A sociopathic villain, however, will also see right through her, in a coldblooded way, as does Prince John in the film (but not the Sheriff in the book, as this is much easier to convey with the camera than in print). Thankfully, in story terms at least, her virtue will save her. As a woman, she is vulnerable and in need of masculine protection, but also her love ultimately makes her invulnerable to the villain, even as he thinks he can read her like a book and anticipate her every move. He cannot see in her the depth of feminine power that comes from true love (otherwise he wouldn't be the villain). He cannot account for the power of the Spirit of Love to act in a spontaneous chaotic way that will foil his plans. It is the feminine submission of the heroine that invokes this Spirit to act to protect her. I love the way classic movies invariably brought out this theme.

In the book version, the Sheriff literally has everything he wants right in front of him, but is blinded by greed and hate. Ironically the Sheriff himself has a splendid wife who had effectively saved his life in the first encounter with Robin, and then, after the arrow contest, unknowingly provides the the service of telling the Sheriff he was duped.  Is it implied subtly that the Sheriff's wife saved his life a second time? 

Consider Robin's arrow message to him at his residence is seemingly superfluous in story terms. Why have it? The Sheriff already knows, because his wife told him. Of course, Robin himself doesn't know the Sheriff knows, but we do. Robin could have found out by other means that the Sheriff figured it out. Why have the whole episode of Robin going in to shoot the arrow? For closure purposes with a second arrow shot? Maybe.

If nothing else, the wife's informing him after the context told him how easily Robin was able to penetrate a high-security setting and to approach the Sheriff in person so brazenly. The Sheriff henceforth would be more on guard, fearing the next appearance of Robin. Robin does in fact go to the Sheriff's house, to shoot the arrow message. It serves Robin's ego to do this. He's rubbing it in, and only asking for trouble. 

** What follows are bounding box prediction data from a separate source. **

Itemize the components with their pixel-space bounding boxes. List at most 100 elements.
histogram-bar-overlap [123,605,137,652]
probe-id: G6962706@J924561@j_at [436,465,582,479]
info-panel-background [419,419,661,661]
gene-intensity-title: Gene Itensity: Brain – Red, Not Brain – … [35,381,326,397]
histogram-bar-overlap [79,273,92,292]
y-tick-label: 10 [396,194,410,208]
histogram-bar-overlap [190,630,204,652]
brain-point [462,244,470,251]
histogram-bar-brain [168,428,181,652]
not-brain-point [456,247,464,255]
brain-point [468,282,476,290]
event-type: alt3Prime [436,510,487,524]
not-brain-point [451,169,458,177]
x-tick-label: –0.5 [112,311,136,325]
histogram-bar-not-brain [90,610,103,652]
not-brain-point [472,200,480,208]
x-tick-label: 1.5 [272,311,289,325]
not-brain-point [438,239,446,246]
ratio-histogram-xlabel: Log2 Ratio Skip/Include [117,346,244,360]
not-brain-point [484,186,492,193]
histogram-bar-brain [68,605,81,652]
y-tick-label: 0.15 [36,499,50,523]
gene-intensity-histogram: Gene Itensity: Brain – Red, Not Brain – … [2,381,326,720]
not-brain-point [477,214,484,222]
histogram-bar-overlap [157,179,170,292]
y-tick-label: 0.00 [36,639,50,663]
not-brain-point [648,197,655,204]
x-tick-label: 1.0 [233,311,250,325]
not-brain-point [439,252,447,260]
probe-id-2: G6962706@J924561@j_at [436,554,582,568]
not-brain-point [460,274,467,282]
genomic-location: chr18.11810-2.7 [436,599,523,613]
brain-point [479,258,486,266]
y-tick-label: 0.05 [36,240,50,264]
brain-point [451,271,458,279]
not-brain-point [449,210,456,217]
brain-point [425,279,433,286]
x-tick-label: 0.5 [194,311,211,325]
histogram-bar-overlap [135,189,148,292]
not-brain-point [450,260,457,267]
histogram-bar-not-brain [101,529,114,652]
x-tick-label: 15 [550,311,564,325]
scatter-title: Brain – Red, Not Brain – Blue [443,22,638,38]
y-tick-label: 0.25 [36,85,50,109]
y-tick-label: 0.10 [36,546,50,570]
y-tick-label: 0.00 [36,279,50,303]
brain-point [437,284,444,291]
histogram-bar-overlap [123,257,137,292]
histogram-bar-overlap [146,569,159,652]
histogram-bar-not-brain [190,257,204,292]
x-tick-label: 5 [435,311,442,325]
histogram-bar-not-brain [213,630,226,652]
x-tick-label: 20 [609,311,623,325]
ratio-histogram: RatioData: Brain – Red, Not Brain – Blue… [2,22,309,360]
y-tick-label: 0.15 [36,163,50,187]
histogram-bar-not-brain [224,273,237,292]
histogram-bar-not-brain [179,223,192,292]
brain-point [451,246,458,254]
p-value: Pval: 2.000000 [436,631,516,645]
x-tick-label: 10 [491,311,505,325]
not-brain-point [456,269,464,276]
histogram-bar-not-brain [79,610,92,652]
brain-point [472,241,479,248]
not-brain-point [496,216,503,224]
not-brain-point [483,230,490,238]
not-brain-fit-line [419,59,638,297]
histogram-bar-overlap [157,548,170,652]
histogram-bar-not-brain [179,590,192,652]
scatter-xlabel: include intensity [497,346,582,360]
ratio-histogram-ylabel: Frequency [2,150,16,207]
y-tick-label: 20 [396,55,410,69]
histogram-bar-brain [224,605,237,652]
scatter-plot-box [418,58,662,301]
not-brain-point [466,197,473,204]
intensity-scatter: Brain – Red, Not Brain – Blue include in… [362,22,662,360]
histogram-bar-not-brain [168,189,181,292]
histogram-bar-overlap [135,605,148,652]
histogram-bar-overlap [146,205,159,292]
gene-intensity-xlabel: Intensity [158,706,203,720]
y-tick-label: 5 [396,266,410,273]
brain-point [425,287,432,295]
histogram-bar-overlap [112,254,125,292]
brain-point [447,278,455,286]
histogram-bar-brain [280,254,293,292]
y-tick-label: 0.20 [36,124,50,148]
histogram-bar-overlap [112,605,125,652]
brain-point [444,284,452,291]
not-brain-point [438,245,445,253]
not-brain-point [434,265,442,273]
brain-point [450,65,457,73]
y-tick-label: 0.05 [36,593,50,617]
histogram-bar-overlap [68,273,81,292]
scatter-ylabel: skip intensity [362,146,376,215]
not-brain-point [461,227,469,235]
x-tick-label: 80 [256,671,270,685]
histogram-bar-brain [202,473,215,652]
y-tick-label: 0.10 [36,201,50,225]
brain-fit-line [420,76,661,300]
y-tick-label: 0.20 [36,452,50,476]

By putting the Sheriff on guard as she did, the wife perhaps prevented Robin from ambushing the Sheriff and doing harm to him, perhaps killing him. This would have been bad for all involved in the story. Among other things, it would have prevented King Richard from coming to Nottinghamshire (as he is about to do) and fairly judge the conflict between the Sheriff and Robin. The King would been forced into an antagonistic position against Robin from the beginning. What a disaster.  Justice would not be restored to he kingdom.

I admit I sort of made all this last part up by speculation. I see no indication in the story that what I described in overtly implied. Rather I would argue it is a possible interpretive variation of the story. The continued vitality of the Robin Hood narrative in Anglo-American culture, however, means it is still possible to generate variations in the narrative space such as this, in a way that appeals to the curiosity of audiences. Sadly Hollywood has mostly forgotten how to do this, and instead it relies on cheap surface variations like changing a character from straight to gay, or white to black. It would all be so funny if it weren't depriving entire generations of the power of story to inform people of how to construct somewhat happy lives and avoid ones that are shitty and soul-killing. 

When shall Love flourish again, without disguise or guile? When at least shall the King return and restore Justice to the benighted land?